Although not exactly a forgotten classic, A Fire Has Been Arranged is an enjoyable little number, especially for lovers of Music Hall and Vaudeville comedy. Flanagan and Allen were two of the biggest stars of the halls in their day and their signature song 'Underneath the Arches' was one of the most popular songs of the Thirties and Forties. It's only given an instrumental rendition under the main titles here, although they do perform its sequel, 'They're Building Houses Where the Arches Used to Be,' at the end – their only number in the film. Very much working class Jewish Cockney humor, they specialized in playing less than honest chancers grifting their way through life.

Here they play two of a trio of jewel thieves who emerge from prison to find that the empty field where they buried their ill-gotten gains is now the site of a department store. Luckily for them the owners have been cooking the books for years and are now facing ruin unless a fire can be arranged, only for things to go awry due to a stopped watch and a lapsed insurance policy. A lot of the comic opportunities the premise offers are missed in favor of recreating many of their music hall routines and verbal patter ('She works in a school.' 'Teacher?' 'No, I didn't need to.'), and there are some painful musical numbers from assorted well-spoken English chorus-girls to endure along the way, but once it gets into its stride it's rather enjoyable. The boys even get to do a great skit with a whistle ('I've got one and you've got one too') that predates Abbott and Costello's 'Who's on First' routine as well as a neat con trick in a bar that's worth keeping in mind for future use. Many of the gags are real groaners, but there are plenty of slightly surreal moments (such as a hurried negotiation with a Jewish garage owner called Patrick Murphy) that prevent things from getting too stilted.

The major surprise is Alastair Sim in an early supporting role. One of the greatest comic actors of all time, with a brilliant gift for raising a laugh from simply pronouncing certain words, he hasn't found his stride here and still seems to be learning on the job. His vocal delivery is slightly more hurried (and, possibly due to early sound recording limitations, at a slightly different pitch) and he tries too hard in a couple of places – not exactly disastrous, but not the comic perfection he would later bring to even the briefest cameo.

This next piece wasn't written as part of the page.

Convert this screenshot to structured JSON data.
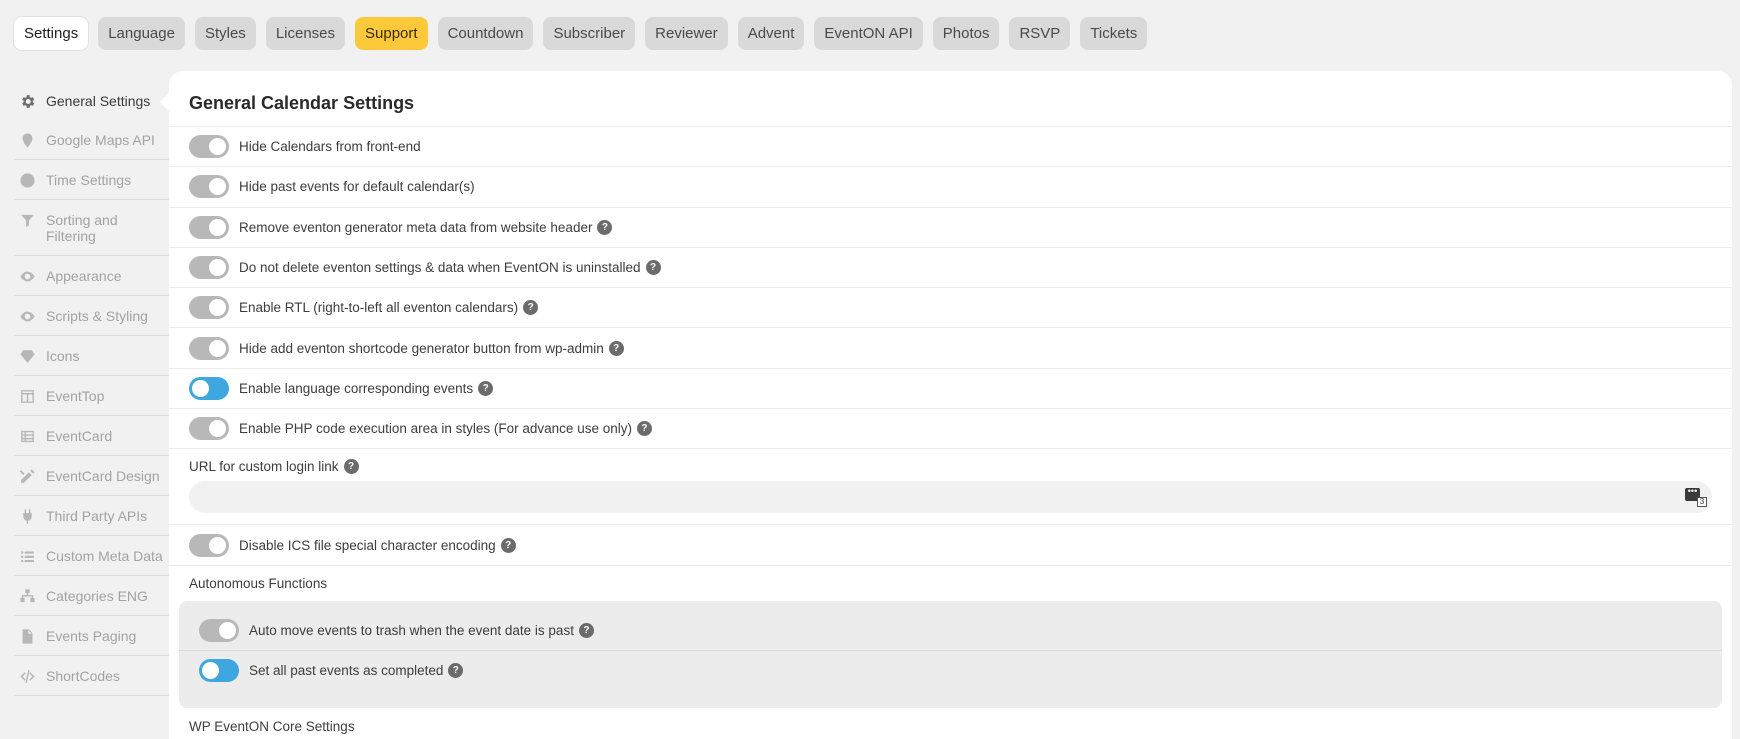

If the premise sounds familiar even if you're certain you haven't seen the film, that's because it was reworked by Carry On producer Peter Rogers some twenty years later as The Big Job (where it's a police station instead of a department store) and, unacknowledged, as the Martin Lawrence vehicle Blue Streak.

The UK R2 DVD from DD Video, while free of extras, boasts a very good print indeed, and with the film a real rarity these days may well prove your best bet if you want to check it out for yourself.